In the world of infrastructure investment, with would-be acquirers likely to be looking to future performance more than past figures, that could be a persuasive argument.

That said, it might also be worth considering whether current revenues are actually all that terrible, in the event they persist. Given that break-even costs for UK battery projects are reckoned to be in the GBP 50k/MW/year region (although dependent on asset duration), all might not be so bad after all.

“Generally, the industry wants to see upwards of GBP 55k/MW/year, this is the bottom-end of investment grade opportunity…with an asset lifetime of 12-14 years, you can stretch this number further,” one UK-based battery storage developer recently told Energy Rev.

“The other point is around lending. Generally speaking, most of the finance world is interested in GBP 60k/MW upwards. With uncontracted assets like batteries, lenders are only really comfortable at this level,” they added.

Some of the choices made in asset design by many developers in recent years are widely believed to be providing some protection against the worst of the downsides.
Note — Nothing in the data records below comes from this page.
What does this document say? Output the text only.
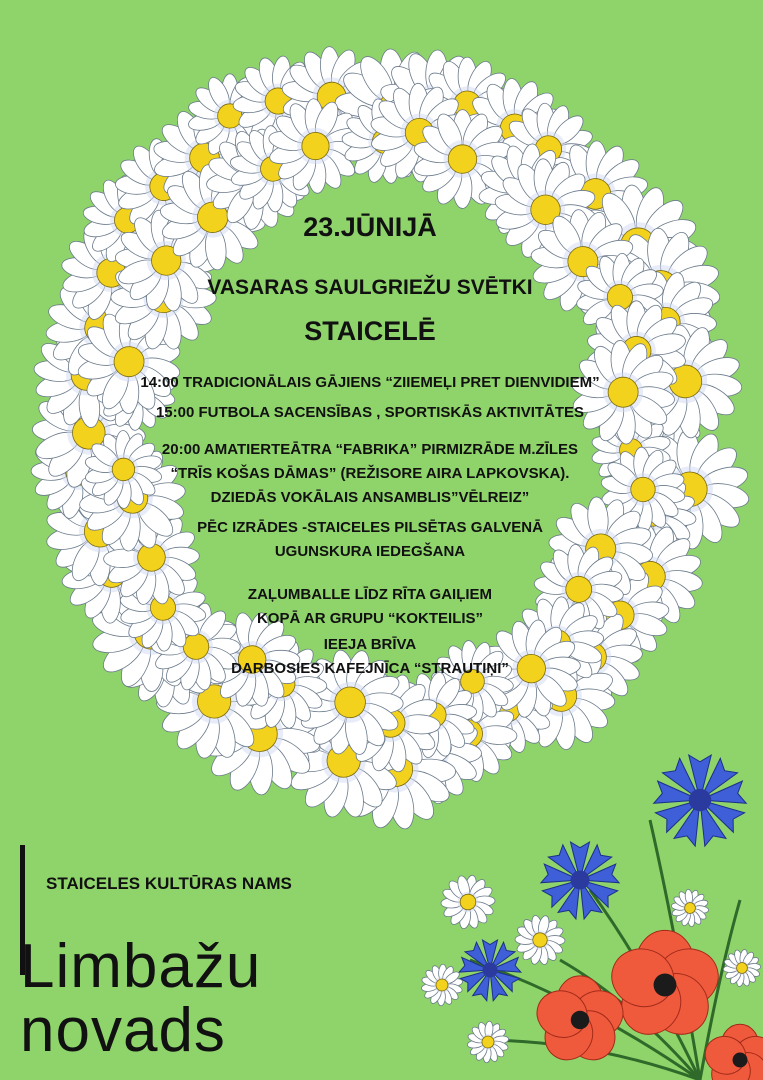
23.JŪNIJĀ
VASARAS SAULGRIEŽU SVĒTKI
STAICELĒ
14:00 TRADICIONĀLAIS GĀJIENS “ZIIEMEĻI PRET DIENVIDIEM”
15:00 FUTBOLA SACENSĪBAS , SPORTISKĀS AKTIVITĀTES
20:00 AMATIERTEĀTRA “FABRIKA” PIRMIZRĀDE M.ZĪLES
“TRĪS KOŠAS DĀMAS” (REŽISORE AIRA LAPKOVSKA).
DZIEDĀS VOKĀLAIS ANSAMBLIS”VĒLREIZ”
PĒC IZRĀDES -STAICELES PILSĒTAS GALVENĀ
UGUNSKURA IEDEGŠANA
ZAĻUMBALLE LĪDZ RĪTA GAIĻIEM
KOPĀ AR GRUPU “KOKTEILIS”
IEEJA BRĪVA
DARBOSIES KAFEJNĪCA “STRAUTIŅI”
STAICELES KULTŪRAS NAMS
Limbažu
novads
A saturation of frequency response markets, once the lynchpin of battery revenue streams in the mid-to-late 2010s, was widely foreseen, leading developers away from the initial circa one-hour duration assets popular during that period and into two-hour or higher duration batteries.

HEIT, for one, has assembled its entire portfolio as two-hour duration projects, while another developer recently told Energy Rev that they had fixed a new project late last year at 3.3-hour duration as their calculations put that as the optimal asset type for current revenue conditions.

Thwaites has observed that one-hour batteries are now at the sharp-end of revenue contraction, due to their suitability for markets such as firm frequency response (FFR), the price for which last year hit its lowest level since 2019, but this was quite widely expected.

“We expected the relatively shallow ancillary service markets to be tapped out, we don’t see that as a surprise,” he says.

Meanwhile, Dan Taylor, co-founder at BESS developer Ion Ventures, agreed with that sentiment but also noted that the development market – even for shorter-duration assets – was proving flexible enough to create projects that could weather future ructions.

“If you look at a lot of planning applications from developers, they have future-proofed their sites as they’ve designed an excess number of plinths on which to install new containers to cover future duration increases,” says Taylor.